Praying for students in Kentucky

Kentucky could soon have a new law on prayer for its students, and given what Gov. Matt Bevin is saying about their teachers, they'll need it.

Sunday School at a Baptist Church built by miners in Harlan County, Kentucky, in 1946.  Photo courtesy of Creative Commons

(RNS) — Kentucky could soon have a new law on prayer for its students, and given what Gov. Matt Bevin is saying about their teachers, they’ll need it.
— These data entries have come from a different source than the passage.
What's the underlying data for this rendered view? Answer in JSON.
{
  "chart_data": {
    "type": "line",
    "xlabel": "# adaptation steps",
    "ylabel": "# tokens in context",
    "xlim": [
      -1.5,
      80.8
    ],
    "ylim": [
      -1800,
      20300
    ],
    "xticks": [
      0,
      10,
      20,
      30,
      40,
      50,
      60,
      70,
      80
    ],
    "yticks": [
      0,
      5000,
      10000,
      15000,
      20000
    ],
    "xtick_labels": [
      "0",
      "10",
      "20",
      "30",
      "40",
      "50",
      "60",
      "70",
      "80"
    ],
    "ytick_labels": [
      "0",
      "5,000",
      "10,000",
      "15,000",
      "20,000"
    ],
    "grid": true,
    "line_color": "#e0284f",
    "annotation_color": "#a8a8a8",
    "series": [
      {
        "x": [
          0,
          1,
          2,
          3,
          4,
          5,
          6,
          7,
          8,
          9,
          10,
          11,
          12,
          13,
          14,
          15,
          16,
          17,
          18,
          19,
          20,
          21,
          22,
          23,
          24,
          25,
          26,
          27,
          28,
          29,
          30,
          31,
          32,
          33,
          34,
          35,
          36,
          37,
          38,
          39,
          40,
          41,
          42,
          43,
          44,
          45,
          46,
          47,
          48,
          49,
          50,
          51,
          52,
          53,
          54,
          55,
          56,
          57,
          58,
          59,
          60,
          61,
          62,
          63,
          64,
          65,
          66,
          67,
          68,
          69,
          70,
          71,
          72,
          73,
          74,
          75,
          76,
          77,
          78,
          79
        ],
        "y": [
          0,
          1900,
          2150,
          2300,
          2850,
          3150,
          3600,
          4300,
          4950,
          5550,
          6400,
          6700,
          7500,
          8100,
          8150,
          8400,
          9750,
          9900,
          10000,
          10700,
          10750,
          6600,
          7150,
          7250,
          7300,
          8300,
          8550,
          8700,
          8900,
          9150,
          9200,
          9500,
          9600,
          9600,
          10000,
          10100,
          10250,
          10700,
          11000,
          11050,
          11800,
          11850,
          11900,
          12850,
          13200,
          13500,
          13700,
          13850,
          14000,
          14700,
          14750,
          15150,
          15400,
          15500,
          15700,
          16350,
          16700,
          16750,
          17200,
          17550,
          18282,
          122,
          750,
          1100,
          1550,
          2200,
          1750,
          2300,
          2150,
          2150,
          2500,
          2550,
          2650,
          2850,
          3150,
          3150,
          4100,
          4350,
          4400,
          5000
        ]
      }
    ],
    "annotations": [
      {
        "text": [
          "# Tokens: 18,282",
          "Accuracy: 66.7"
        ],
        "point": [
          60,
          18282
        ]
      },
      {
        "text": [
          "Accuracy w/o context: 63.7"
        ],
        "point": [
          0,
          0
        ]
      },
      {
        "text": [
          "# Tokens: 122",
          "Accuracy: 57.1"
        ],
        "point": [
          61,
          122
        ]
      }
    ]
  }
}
But let me not get ahead of myself.

House Bill 40, which sailed through the General Assembly last week, begins by helpfully declaring that “the students of the Commonwealth are the state’s single greatest resource.” And Donald Trump thought it was coal.

Whatever, the next paragraph gets down to business:


The Governor shall annually proclaim the last Wednesday in September as A Day of Prayer for Kentucky’s Students and shall call upon the citizens of the state, in accordance with their own faith and consciences, to pray, meditate, or otherwise reflect upon the students of this state as well as their teachers, administrators, and schools.

You’ll notice that this is not about having students pray. It’s about having other people pray (or meditate or otherwise reflect) “upon” them. Intercessory prayer, to be precise.

Such as what the Republican Bevin proclaimed for Marshall County in January after a 15-year-old took a gun into a high school there and killed two students and wounded 21. Lt. Gov. Jenean Hampton, for her part, said she “asked God to assign an angel to every Kentucky child.”

Personally, I’m surprised the NRA didn’t ask the legislature to assign each of those angels an AR-15.

But, you’re asking, wouldn’t it be a good idea to encourage students to get into the act themselves? Well, as a matter of fact, last October Bevin did post a video on Facebook encouraging students to bring their Bibles to school for something called Bring Your Bible to School Day. And Rep. Regina Huff, R-Williamsburg, a sponsor of the Day of Prayer for Kentucky’s Students, is hopeful that Kentucky’s students will take the hint.

Plus, Kentucky has the prayer-in-school thing covered. Since 1976 it’s had a law on the books giving local boards of education the right to authorize students to recite “the traditional Lord’s prayer.”

OK, back in 1962 and 1963 the U.S. Supreme Court forbade governments to authorize prayer and Bible readings in public schools. But Kentucky figures it can get around that by way of, let’s call it, civics:

Pupils shall be reminded that this Lord’s prayer is the prayer our pilgrim fathers recited
when they came to this country in their search for freedom. Pupils shall be informed
that these exercises are not meant to influence an individual’s personal religious
beliefs in any manner. The exercises shall be conducted so that pupils shall learn of
our great freedoms, including the freedom of religion symbolized by the recitation
of the Lord’s prayer.

For the record, the Pilgrims didn’t recite the Lord’s Prayer. Those intrepid separatists from the Church of England were, in point of fact, notorious for opposing its recitation. You might say that a good way to to teach Kentucky students about our great freedoms would be to conduct exercises that remind them that our Pilgrim fathers achieved freedom of religion in this country by not reciting the Lord’s Prayer.


In any event, the day before House Bill 40 passed the General Assembly, Bevin called the state’s public school teachers “shortsighted and ignorant” for opposing his pension reform bill. Yesterday, Rep. Bart Rowland, R-Tompkinsville, said he considered that a “personal insult.”

“Many of my friends and family are teachers, including my wife,” Rowland said.

I would suggest that Bevin bear in mind that House Bill 40 calls upon the citizenry “to pray, meditate, or otherwise reflect” not only upon the students of the state but also upon “their teachers, administrators, and schools.” In Kentucky, personal insults are no joke.